Bulgaria scraps January 2024 target for adopting euro

Bulgaria scraps January 2024 target for adopting euro

Bulgaria is scrapping its target to adopt the euro in January 2024 as it fails to meet some criteria, but should seek to join the common currency by 2025 or possibly earlier, Finance Minister Rossitsa Velkova said on Friday.

Bulgaria, the European Union’s poorest member state, wants to join the euro to boost investment and credit security, but a prolonged political crisis has disrupted its efforts.

In January, Croatia become the euro zone’s 20th member. Bulgaria, meanwhile, is set for its fifth election in two years in April.

Velkova said Bulgaria did not meet the entry criteria on inflation and had not made some necessary legal changes, but that the interim government was ready to file draft laws again once a new parliament convenes after elections on April 2.
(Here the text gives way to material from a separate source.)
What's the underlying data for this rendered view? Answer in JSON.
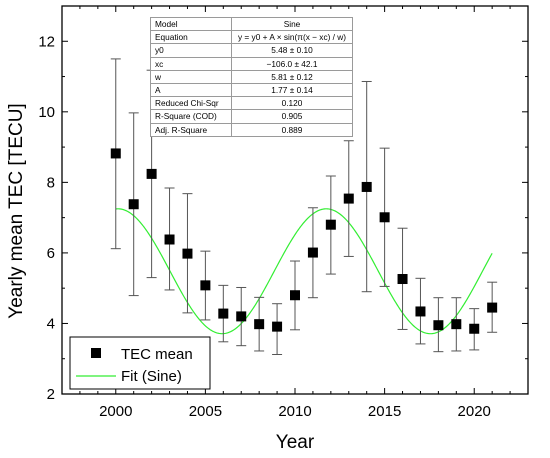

“Given that we will not file a convergence report now at the end of February, the target date of Jan. 1, 2024 cannot stay,” Velkova told reporters.

She said Bulgaria could file the report after July if it met the criteria and, if “we have the support of member states, we could join the euro zone no later than Jan. 1, 2025.”

Velkova said EU partners had expressed concerns over Bulgaria’s failure to deliver on commitments, which drove the decision not to file the convergence report this month.

For years, widespread corruption in the Balkan country has been seen as a major obstacle to joining the euro. Last week, the United States and Britain sanctioned eight Bulgarians, including two former ministers, for alleged corruption.

Velkova said the sanctions had not been discussed at her meetings with euro group officials earlier this week.

Legal changes needed

With prices soaring in central and eastern Europe, Bulgaria’s EU-harmonised inflation jumped to 14.3% year-on-year at the end of 2022, the eighth highest rate in the bloc.

Before it was dissolved, Bulgaria’s parliament had failed to adopt changes to anti-money laundering laws, to the insurance code and to a trade law needed to join the euro.

Velkova said not having a clear euro entry target in the next half year could have a negative impact on Bulgaria’s credit ratings. But she said the country could still aim to complete euro adoption from mid-2024 if it met the criteria in time.

Adopting the euro is supported by Bulgaria’s main political parties, but has come under fire from some pro-Russian factions and has lukewarm backing among the public, with polls last year showing falling support.

Many people fear higher prices from a switch to euros, something that was seen in Croatia.